Petero Okotai

Personal information
- Full name: Petero James Moeava Okotai
- Nationality: Cook Islands
- Born: 3 August 1981 (age 45)

Sport
- Sport: Swimming
- Strokes: Freestyle

= Petero Okotai =

Cook Islands swimmer (born 1981)

Petero James Moeava Okotai (born 3 August 1981) is a Cook Islands swimmer.

He grew up in Papua New Guinea where he began swimming at the age of 5, then stopped upon returning to the Cook Islands at the age of 11, due to the absence of a pool. He resumed swimming in 2006, while studying for an honours degree in business management at the University of Auckland, in New Zealand, which he completed in 2010.

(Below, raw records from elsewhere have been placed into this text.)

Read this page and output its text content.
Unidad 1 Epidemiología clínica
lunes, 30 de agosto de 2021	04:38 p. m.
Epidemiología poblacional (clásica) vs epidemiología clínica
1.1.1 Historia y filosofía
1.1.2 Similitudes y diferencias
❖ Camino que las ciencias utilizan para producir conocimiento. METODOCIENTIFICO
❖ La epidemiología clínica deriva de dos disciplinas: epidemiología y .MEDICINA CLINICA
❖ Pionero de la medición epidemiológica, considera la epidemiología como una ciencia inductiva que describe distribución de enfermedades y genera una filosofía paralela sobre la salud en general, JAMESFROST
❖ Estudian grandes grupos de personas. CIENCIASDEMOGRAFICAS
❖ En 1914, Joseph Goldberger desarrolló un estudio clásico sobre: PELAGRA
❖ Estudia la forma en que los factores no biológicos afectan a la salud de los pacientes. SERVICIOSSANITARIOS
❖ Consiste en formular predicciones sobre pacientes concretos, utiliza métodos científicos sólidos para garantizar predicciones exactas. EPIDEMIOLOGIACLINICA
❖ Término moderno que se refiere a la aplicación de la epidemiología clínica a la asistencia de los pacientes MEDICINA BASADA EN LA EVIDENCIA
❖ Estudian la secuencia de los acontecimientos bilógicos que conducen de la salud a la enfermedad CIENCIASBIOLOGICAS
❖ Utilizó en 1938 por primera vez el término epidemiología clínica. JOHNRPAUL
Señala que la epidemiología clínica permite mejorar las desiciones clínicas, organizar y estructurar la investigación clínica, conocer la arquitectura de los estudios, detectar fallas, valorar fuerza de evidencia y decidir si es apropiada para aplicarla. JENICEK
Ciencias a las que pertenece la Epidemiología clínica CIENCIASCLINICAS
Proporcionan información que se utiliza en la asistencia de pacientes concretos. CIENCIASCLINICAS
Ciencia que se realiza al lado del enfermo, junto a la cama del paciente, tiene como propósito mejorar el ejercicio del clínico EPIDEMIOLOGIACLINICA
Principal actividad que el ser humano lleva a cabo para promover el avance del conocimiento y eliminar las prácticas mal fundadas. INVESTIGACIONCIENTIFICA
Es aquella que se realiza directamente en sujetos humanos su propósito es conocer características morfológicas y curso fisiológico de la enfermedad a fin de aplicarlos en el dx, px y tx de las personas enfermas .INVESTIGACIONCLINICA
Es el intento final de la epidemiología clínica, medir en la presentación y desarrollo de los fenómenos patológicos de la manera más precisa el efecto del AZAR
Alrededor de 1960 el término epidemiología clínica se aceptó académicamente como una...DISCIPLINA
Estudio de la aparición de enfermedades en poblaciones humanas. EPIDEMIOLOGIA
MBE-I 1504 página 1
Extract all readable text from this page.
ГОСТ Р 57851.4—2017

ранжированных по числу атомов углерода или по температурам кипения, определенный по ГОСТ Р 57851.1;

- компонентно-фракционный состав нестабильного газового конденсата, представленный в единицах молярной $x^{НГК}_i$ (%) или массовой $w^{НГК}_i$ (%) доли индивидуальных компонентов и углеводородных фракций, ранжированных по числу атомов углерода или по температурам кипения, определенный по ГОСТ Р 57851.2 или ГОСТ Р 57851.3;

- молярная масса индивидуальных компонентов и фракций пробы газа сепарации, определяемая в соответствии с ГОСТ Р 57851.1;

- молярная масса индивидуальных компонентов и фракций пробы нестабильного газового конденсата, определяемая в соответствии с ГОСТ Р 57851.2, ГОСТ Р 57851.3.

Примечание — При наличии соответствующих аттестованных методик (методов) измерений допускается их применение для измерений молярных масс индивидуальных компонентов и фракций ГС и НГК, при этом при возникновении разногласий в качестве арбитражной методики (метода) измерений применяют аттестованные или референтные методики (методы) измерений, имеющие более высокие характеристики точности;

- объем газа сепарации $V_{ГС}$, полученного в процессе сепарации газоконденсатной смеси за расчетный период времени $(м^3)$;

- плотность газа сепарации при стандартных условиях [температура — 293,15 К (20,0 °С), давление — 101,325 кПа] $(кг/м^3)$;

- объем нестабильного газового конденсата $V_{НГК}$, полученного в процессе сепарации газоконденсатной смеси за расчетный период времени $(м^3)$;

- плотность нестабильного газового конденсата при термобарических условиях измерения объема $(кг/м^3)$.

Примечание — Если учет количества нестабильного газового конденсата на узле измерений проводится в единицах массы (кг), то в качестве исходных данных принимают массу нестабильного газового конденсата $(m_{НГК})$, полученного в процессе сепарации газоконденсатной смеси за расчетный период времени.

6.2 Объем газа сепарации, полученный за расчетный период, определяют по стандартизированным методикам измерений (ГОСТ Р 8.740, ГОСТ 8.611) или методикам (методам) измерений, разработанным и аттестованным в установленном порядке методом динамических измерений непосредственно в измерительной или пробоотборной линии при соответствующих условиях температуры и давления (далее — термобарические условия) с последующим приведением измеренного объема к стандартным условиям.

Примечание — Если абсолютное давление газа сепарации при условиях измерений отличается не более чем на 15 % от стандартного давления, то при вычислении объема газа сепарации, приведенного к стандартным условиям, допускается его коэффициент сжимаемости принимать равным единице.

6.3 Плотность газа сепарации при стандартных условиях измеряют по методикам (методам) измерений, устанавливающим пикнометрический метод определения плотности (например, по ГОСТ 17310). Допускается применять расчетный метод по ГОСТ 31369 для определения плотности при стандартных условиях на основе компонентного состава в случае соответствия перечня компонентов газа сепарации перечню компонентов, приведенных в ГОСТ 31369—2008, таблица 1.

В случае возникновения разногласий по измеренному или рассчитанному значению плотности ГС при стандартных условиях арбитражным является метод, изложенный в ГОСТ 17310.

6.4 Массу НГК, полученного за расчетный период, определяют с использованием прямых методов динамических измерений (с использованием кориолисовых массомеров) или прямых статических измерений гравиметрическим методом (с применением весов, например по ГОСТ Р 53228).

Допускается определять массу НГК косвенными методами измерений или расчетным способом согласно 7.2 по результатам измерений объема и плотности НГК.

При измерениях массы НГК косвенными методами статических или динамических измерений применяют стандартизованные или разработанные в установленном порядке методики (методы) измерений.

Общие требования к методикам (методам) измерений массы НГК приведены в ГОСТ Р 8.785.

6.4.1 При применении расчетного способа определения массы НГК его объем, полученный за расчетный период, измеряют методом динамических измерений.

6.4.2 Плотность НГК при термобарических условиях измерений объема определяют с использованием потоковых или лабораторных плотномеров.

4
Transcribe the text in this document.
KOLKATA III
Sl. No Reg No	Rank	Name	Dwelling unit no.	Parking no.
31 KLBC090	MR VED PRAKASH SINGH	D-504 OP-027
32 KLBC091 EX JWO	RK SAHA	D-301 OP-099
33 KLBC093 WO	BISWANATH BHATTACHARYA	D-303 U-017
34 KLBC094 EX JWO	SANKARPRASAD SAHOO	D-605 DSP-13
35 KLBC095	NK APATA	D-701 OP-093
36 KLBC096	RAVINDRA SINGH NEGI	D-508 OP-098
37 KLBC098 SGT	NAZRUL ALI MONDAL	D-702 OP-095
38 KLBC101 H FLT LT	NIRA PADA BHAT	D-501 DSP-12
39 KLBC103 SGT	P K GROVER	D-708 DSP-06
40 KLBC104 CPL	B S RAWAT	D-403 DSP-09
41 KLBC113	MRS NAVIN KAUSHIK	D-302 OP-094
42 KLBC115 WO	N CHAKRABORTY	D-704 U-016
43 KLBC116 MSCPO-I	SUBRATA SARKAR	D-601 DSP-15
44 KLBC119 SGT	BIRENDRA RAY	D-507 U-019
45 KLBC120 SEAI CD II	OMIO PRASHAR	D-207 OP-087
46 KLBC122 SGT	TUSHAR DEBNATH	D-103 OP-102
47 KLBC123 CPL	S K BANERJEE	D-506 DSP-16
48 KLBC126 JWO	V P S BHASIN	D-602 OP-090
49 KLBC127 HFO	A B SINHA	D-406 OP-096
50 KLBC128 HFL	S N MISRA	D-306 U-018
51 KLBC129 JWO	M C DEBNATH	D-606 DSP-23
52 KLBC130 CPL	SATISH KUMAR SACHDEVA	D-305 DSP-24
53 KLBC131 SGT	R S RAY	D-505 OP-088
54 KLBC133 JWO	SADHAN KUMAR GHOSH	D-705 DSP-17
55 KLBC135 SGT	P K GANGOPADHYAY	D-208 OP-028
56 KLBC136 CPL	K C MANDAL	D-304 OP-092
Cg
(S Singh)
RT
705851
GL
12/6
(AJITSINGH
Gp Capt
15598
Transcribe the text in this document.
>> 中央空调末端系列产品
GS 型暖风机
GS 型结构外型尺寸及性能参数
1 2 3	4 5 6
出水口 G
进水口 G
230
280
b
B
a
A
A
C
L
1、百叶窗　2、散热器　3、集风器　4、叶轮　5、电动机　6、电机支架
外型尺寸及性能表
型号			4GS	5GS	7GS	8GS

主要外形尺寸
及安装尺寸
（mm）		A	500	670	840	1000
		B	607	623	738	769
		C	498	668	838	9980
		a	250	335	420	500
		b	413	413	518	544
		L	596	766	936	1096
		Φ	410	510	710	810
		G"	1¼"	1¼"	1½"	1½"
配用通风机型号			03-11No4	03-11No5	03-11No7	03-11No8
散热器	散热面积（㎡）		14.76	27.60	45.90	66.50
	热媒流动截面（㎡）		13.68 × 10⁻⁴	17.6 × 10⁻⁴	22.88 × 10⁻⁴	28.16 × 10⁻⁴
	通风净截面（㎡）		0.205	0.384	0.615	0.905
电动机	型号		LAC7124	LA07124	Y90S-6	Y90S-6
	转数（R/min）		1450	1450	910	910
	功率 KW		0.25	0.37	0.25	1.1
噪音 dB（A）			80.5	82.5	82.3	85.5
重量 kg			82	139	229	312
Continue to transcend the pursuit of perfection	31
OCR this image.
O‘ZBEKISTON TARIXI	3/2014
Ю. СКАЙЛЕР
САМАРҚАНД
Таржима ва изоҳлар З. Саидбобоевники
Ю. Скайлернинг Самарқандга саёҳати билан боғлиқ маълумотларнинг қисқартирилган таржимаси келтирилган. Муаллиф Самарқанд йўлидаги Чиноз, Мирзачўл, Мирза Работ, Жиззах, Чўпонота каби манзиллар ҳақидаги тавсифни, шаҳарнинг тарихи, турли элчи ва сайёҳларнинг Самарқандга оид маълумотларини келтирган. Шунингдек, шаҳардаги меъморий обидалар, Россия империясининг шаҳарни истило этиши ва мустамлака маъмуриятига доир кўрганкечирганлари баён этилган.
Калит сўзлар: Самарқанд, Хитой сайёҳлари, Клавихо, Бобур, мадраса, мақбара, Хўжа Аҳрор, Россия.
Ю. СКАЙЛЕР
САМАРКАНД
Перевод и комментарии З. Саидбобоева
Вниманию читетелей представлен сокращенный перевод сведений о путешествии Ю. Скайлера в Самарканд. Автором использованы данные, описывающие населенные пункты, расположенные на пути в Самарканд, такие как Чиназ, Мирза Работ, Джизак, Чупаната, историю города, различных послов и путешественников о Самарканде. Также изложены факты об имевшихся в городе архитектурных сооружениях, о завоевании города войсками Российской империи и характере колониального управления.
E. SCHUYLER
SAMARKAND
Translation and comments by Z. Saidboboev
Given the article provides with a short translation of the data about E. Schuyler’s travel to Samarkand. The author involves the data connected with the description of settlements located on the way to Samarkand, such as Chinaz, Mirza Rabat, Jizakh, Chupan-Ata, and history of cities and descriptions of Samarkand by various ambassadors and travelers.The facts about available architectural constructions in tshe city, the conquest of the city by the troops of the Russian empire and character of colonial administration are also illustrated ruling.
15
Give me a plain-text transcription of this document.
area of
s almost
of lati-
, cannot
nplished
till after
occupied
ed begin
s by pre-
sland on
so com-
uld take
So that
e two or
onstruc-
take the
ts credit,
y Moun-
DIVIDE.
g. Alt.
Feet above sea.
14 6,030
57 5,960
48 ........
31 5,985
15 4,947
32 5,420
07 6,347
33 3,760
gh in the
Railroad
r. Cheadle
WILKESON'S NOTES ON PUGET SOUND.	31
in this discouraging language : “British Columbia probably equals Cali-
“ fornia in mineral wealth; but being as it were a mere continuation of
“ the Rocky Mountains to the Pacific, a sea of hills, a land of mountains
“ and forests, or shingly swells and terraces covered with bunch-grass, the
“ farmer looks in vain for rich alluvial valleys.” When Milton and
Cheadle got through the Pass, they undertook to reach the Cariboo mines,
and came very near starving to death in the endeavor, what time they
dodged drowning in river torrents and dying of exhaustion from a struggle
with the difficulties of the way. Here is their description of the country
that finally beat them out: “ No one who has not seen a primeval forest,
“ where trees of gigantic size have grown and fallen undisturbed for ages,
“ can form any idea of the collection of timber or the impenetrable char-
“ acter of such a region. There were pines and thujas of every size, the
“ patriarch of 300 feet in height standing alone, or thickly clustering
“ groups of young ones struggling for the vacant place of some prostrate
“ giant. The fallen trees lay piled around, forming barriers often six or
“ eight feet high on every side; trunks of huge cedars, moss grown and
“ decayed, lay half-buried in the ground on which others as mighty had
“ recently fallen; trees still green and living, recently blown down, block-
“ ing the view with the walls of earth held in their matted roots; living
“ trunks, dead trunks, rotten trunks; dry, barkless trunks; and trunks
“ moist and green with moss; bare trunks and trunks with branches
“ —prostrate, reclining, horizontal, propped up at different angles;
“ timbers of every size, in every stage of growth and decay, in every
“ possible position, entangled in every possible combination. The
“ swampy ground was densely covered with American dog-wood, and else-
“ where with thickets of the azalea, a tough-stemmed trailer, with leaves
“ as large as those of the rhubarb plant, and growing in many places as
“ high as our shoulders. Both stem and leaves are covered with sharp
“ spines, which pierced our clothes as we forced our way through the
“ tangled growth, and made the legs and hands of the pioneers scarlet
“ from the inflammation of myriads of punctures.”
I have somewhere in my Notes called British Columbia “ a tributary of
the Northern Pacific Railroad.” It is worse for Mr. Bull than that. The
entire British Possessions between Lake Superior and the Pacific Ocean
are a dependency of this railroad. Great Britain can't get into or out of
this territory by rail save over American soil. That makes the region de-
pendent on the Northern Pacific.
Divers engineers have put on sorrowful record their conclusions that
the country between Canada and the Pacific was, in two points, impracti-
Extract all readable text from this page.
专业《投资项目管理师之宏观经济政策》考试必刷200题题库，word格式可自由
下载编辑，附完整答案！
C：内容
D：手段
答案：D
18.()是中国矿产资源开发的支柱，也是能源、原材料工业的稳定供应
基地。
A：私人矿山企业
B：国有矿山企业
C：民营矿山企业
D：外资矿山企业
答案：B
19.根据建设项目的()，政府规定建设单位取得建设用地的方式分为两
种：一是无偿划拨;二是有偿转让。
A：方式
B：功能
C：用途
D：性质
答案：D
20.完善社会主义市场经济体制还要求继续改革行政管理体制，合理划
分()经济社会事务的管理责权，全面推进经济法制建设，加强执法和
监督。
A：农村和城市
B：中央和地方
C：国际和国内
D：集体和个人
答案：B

He competed in the 50 metre freestyle event at the 2007 World Aquatics Championships in Melbourne, and finished 157th out of 175, with a time of 29.54.

He represented his country at the 2008 Summer Olympics in Beijing, competing in the men's 100 metre breaststroke event.

With no Olympic-sized pool to train in, Okotai initially practiced by swimming in a lagoon, where he had to "deal with the hazards of trigger fish, coral heads and ocean currents". He later trained in the Muri Beach Club Hotel pool on Rarotonga. The pool measured 17 metres, and Okotai had to swim among tourists.

He finished third and last in heat 1, his time of 1:20.20 the slowest of all competitors who finished the race, and almost eight seconds slower than second-slowest Mohammed Al-Habsi, of Oman. This prompted Okotai to comment: "I hope I'm not Eric the Eel."